◆スポーツ報知・記者コラム「両国発」

 森保ジャパンが日本時間1日に、サッカーの母国イングランドから歴史的勝利を挙げた。体を張ったFW小川航基(28)の姿に胸が熱くなった。

17年6月から静岡支局に勤務し、当時J1の磐田を担当。東京の取材班に「小川を頼む」と19歳の東京五輪候補を徹底マークするよう頼まれた。ただ、あいさつできたのは3か月以上たってから。着任直前のU―20W杯で左膝の大けがを負ったためだ。

 以降、苦難を近くで見てきた。実戦復帰した18年には「右膝と左膝は全く別物。走った後、左右の感触が違う」と吐露。同じ東京五輪世代のMF堂安律やDF冨安健洋の活躍を繰り返し聞かれ、「もどかしい。あいつらができるなら自分も…」と唇をかんでいた。

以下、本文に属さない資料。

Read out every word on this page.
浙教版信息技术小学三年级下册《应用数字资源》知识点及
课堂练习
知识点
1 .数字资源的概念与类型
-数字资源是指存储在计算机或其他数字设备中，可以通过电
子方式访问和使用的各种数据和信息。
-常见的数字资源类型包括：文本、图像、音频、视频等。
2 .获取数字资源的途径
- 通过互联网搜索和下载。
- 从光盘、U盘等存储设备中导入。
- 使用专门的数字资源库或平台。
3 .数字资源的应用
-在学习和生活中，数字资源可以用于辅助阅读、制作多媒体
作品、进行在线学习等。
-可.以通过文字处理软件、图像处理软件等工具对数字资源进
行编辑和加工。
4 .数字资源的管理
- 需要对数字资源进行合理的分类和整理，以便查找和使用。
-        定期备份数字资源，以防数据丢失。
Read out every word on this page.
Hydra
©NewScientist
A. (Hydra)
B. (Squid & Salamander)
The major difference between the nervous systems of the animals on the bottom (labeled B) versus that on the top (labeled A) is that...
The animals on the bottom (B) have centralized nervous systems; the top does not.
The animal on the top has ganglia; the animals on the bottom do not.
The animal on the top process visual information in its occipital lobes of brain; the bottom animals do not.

 小川は東京五輪代表落選を味わった21年オフ、J2の横浜FCに新天地を求めた。縁あって同クラブ担当になった。ネット上には期待より批判が並んだ。

「見返したい」。24歳になっていたFWの決意に満ちた顔が忘れられない。

 悔しさを糧に、22年にJ2得点王でチームを昇格させた。「やっとスタートラインに立った。反骨心を忘れずいつか代表に入って、東京世代の仲間とやりたい」とも明かしていた。

 23年7月、オランダ1部NECに移籍。その直前、大相撲担当になった。報告も兼ねて小川と会った。「お互い頑張りましょう」と力をもらった。欧州で結果を出し、日本代表の常連になった。大相撲では担当する横綱・大の里のスピード出世が注目された。どん底を味わった小川は、その逆。

6月のW杯メンバーに選ばれたら聞いてみたい。「回り道から得た一番の宝物は何ですか?」(大相撲担当・山田 豊)

 ◆山田 豊(やまだ・ゆたか) 09年入社。小川と同じ横浜出身。